Facebook will pay a separate $100 million fine to the Securities and Exchange Commission to settle charges it made misleading disclosures about the risk of misuse of Facebook user data. The SEC said Facebook presented misuse of data as a hypothetical for two years even though it knew since 2015 that the third-party developer had actually misused user data.
Three Republican commissioners voted for the settlement while two Democrats opposed it, a clear sign that the restrictions on Facebook don’t go as far as critics and privacy advocates had hoped. That wish list included specific punishment for Zuckerberg, strict limits on what data Facebook can collect and possibly even breaking off subsidiaries such as Whatsapp and Instagram.

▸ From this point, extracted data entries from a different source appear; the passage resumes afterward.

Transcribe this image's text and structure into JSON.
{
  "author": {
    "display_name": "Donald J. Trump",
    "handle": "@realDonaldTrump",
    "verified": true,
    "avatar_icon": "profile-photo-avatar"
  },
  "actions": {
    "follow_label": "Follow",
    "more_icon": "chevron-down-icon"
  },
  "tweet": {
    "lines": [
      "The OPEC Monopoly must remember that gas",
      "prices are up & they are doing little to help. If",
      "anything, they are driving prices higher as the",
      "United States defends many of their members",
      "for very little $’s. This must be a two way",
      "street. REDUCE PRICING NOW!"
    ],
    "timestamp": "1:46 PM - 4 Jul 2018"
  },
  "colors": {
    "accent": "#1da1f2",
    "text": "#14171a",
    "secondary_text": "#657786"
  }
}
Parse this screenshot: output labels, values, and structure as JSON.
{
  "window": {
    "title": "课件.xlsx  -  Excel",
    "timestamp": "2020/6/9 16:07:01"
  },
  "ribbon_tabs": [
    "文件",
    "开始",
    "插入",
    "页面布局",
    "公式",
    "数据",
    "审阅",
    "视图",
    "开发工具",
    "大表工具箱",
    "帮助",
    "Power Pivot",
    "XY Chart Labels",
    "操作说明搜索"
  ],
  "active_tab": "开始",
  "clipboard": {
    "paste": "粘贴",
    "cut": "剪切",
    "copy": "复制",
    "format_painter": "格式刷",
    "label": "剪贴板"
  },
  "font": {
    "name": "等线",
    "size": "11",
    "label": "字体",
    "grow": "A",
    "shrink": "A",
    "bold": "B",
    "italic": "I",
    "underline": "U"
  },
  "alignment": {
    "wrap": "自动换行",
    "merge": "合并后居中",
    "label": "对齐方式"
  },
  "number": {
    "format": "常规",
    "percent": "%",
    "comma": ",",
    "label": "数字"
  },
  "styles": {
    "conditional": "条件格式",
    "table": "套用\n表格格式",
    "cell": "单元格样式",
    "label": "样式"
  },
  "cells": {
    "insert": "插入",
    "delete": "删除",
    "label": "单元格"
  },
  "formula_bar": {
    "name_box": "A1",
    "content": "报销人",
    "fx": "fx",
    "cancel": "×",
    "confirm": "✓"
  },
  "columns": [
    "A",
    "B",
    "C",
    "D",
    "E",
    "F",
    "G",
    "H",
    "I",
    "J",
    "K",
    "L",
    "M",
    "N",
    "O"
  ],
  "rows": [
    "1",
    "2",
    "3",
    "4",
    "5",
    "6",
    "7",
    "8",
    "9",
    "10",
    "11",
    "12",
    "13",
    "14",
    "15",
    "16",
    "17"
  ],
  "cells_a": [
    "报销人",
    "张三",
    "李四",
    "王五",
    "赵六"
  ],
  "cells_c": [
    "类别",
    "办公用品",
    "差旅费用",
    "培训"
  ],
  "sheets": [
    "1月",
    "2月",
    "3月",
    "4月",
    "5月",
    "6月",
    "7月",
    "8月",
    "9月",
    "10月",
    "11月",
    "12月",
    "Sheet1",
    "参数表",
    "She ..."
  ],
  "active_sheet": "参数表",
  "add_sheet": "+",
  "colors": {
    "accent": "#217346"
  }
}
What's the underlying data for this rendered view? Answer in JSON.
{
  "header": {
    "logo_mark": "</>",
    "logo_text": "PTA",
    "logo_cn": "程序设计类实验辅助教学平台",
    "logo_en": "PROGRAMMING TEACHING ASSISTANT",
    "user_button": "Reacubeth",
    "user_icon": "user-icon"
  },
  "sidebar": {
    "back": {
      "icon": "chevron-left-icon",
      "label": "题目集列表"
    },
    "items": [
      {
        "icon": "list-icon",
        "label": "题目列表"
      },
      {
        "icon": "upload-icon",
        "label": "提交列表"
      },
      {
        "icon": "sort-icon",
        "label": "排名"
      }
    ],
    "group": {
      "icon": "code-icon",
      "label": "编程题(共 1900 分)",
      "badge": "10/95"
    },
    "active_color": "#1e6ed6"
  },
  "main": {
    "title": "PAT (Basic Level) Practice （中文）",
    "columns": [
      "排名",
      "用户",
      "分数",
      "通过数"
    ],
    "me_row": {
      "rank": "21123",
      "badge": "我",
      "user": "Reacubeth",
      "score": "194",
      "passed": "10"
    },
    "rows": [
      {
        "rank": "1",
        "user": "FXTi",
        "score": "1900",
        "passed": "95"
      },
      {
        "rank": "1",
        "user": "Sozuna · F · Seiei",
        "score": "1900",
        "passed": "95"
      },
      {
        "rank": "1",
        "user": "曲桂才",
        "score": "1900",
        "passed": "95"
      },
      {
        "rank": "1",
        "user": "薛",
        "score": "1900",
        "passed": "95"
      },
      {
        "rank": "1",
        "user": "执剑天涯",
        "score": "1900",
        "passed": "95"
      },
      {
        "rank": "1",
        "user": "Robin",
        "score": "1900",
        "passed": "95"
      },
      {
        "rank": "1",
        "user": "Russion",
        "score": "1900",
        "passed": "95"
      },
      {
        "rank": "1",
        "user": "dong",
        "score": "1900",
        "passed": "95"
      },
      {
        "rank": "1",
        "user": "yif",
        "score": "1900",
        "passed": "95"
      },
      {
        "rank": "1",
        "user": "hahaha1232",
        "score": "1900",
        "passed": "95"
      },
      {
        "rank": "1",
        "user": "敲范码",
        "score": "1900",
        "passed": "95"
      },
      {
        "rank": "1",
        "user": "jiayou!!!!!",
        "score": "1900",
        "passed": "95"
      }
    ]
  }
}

“The proposed settlement does little to change the business model or practices that led to the recidivism,” Commissioner Rohit Chopra wrote in his dissenting statement. He noted that the settlement lacks “any restrictions on the company’s mass surveillance or advertising tactics.”
Ashkan Soltani, a former FTC chief technologist, said the settlement “amounts to essentially a get-out-of-jail free card for Facebook,” by indemnifying the company from government prosecution for all claims prior to June 12.
Simons, the FTC’S chairman, said in a news conference Wednesday that the agency has limited legal powers to enforce privacy rules. For stiffer penalties, he said, the agency would have faced long odds in drawn-out litigation.